A journalist writing in 1926 described the relationship between the artist John Marin and the photographer and gallery director Alfred Stieglitz as one of “mutual admiration which, expressed by the silent loyalty on the part of the non-communicative Marin, is heralded widely by Mr. Stieglitz, who seems never to feel happier than when praising the genius of Marin.” These collaborators, who worked, as Stieglitz wrote, to prove that “water- color is a major medium in the hands of one like Marin,” met in 1909 and remained steadfast friends until Stieglitz’s death in 1946. Stieglitz first exhibited Marin’s work at his New York gallery 291 in 1910 and showed it almost every year thereafter. He gave him frequent financial support. The two shared subjects as well — especially New York City and the natural world — and frequently drew inspiration from one another’s work.
About this Series
American Art, 1900–1950: Prints, Drawings, and Photographs
During a period fueled by enormous urban growth and technological changes, riven by world wars, and rocked by new modes of thought, American artists explored many diverse means to express their changing experience and environment. Prints, drawings, and photographs were vital media through which artists pursued radical experiments in form, figuration, and abstraction.

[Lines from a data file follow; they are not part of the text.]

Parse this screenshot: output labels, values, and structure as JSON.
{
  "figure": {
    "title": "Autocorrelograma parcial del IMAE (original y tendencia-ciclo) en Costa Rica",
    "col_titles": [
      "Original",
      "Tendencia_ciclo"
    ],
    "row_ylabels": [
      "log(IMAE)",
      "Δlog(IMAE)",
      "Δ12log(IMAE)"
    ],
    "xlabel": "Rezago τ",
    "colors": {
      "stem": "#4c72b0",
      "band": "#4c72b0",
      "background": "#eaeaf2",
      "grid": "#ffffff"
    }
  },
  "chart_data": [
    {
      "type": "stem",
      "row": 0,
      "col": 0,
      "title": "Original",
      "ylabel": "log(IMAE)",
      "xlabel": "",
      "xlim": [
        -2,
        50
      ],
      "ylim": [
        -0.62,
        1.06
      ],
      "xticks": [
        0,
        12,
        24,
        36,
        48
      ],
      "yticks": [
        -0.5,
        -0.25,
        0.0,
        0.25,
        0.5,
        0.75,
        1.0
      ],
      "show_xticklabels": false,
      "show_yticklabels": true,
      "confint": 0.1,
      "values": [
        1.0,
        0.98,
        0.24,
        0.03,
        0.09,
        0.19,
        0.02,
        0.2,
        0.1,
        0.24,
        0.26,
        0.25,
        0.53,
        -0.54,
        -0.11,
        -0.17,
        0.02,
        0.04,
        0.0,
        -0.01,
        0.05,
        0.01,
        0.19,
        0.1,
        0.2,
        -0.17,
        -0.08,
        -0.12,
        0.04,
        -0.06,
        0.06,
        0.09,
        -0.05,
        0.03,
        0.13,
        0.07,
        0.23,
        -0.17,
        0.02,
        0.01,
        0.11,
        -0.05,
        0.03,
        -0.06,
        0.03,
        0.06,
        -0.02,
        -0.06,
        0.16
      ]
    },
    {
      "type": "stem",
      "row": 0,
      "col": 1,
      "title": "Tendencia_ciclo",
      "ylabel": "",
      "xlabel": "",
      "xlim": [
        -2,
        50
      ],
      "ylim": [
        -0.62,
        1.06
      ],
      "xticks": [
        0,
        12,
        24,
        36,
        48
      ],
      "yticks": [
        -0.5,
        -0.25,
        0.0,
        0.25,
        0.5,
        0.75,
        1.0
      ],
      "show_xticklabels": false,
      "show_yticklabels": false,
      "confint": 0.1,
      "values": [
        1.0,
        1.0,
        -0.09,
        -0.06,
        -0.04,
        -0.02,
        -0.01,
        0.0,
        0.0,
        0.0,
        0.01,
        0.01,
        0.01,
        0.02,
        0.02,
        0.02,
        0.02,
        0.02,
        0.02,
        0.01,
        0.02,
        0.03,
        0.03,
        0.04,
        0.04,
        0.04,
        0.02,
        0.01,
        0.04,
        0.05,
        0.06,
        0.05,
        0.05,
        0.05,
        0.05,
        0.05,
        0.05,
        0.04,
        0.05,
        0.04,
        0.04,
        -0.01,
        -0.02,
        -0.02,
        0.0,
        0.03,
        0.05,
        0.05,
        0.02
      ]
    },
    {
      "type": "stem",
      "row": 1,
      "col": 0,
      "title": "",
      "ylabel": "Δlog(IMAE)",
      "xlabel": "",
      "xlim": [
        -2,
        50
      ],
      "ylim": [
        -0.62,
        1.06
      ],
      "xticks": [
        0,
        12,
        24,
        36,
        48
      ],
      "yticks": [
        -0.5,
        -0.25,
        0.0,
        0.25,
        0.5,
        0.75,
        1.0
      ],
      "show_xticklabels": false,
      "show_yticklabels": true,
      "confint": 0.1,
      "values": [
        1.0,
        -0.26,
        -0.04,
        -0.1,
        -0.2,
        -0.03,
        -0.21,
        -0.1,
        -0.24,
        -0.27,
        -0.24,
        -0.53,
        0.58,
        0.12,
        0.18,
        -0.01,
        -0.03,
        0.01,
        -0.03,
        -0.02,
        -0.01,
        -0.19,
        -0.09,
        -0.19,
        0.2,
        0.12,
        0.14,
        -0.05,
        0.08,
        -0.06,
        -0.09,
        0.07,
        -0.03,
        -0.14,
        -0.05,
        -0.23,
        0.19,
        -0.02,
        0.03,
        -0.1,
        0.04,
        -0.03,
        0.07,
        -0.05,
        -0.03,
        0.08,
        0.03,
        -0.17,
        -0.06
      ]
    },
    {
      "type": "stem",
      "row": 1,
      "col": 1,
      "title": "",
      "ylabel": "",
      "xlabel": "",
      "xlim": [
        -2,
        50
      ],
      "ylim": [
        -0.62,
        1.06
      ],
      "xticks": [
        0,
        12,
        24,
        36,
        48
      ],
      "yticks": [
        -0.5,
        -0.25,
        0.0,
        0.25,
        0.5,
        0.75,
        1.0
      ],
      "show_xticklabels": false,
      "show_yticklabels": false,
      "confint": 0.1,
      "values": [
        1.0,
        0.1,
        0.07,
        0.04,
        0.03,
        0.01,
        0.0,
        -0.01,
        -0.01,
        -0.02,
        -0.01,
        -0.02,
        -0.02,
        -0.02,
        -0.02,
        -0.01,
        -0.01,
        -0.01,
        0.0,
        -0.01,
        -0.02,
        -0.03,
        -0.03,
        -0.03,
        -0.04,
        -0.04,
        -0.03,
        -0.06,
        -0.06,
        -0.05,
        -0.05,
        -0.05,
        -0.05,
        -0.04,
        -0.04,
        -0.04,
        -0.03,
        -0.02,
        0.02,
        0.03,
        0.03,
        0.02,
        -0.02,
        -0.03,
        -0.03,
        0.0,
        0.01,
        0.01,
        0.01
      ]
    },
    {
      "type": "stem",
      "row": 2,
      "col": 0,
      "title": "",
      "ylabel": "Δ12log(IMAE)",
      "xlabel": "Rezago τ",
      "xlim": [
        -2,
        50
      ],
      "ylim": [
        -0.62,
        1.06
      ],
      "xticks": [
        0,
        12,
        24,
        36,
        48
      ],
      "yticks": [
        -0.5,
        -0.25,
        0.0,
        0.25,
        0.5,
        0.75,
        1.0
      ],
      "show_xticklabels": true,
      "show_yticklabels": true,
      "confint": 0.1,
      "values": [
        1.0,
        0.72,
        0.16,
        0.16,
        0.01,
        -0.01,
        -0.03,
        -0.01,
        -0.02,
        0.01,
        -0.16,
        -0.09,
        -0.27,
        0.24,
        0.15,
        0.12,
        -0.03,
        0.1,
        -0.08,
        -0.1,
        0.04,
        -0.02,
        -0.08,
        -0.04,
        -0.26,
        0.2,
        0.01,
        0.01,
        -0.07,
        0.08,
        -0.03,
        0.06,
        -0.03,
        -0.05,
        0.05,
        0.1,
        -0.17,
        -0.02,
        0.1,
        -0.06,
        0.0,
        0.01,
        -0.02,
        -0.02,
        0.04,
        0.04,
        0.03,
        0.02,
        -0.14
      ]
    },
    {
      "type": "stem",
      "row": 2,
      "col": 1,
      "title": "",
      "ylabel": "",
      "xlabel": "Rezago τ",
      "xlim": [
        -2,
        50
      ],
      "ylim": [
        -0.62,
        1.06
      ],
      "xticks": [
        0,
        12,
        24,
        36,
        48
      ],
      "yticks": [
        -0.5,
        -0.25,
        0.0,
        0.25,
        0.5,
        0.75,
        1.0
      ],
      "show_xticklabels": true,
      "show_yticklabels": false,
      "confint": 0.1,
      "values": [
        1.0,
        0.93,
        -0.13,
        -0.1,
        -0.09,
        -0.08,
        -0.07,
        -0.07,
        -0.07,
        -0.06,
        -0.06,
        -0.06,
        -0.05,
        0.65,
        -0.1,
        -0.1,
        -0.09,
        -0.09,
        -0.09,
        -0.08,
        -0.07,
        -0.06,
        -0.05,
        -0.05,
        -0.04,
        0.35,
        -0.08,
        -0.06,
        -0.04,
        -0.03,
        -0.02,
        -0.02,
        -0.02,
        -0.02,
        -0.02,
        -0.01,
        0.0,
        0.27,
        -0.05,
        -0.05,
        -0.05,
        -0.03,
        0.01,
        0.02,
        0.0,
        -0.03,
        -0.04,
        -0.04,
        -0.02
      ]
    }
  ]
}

Reevaluating European traditions, they developed new ways of seeing the modern world around them.
Complementing the American modernist paintings and sculptures in the adjacent galleries, these rotating installations feature prints, drawings, and photographs by American artists working in the first half of the 20th century. By looking at pairs or groups of artists, or at broader themes such as abstract portraiture or the Machine Age, the installations spark conversations between established and lesser-known figures in American modernism and highlight the era’s full range and complexity.